Moyens et principaux arguments
Le présent pourvoi porte sur l’arrêt par lequel le Tribunal a partiellement rejeté le recours en annulation partielle de la décision 2008/948/CE de la Commission du 23 juillet 2008 relative à des aides accordées par l’Allemagne à DHL et à l’aéroport de Leipzig-Halle.
Le pourvoi est limité, en ce que les parties requérantes ne contestent pas le point 3 du dispositif de l’arrêt, par lequel le Tribunal a partiellement annulé l’article 1 de la décision attaquée; elles ne contestent que le point 4 du dispositif, en vertu duquel le Tribunal a rejeté le recours «pour le surplus». Le pourvoi ne vise donc pas non plus l’autorisation accordée en application de l’article 107, paragraphe 3, TFUE dans la deuxième partie de la phrase de l’article 1 de la décision attaquée. Au contraire, seule fait l’objet du pourvoi la qualification des mesures de financement litigieuses d’aide d’État au sens de l’article 107, paragraphe 1, TFUE.

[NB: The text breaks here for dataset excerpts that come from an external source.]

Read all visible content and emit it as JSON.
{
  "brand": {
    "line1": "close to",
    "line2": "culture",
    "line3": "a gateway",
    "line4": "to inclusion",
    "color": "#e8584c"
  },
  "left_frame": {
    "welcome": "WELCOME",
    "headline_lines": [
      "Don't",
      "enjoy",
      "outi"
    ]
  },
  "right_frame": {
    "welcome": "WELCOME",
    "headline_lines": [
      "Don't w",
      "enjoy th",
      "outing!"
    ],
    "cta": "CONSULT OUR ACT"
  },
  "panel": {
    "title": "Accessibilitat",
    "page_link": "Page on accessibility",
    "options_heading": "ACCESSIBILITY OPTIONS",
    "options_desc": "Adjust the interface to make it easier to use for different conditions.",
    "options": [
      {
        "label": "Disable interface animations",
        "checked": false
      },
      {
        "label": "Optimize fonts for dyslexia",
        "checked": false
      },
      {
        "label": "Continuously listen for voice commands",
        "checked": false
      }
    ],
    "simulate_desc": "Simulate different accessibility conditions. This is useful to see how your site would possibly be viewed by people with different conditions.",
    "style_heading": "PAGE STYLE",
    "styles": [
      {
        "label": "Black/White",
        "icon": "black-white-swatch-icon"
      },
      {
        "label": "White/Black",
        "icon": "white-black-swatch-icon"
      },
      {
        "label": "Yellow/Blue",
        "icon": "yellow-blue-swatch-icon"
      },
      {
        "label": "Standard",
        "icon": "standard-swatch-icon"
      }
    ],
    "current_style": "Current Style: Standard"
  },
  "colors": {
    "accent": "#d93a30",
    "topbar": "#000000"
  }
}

Les parties requérantes fondent leur pourvoi sur les moyens de droit suivants:
L’arrêt attaqué serait contraire à l’article 107, paragraphe 1, TFUE. Contrairement à ce qu’a considéré le Tribunal, Flughafen Leipzig-Halle GmbH n’est pas une entreprise au sens de l’article 107, paragraphe 1, TFUE au regard des mesures portant sur les infrastructures litigieuses et de leur financement. La construction d’une infrastructure consistant en un aéroport régional ne constituerait pas une activité économique. En conséquence, les règles relatives aux aides d’État ne seraient donc pas applicables.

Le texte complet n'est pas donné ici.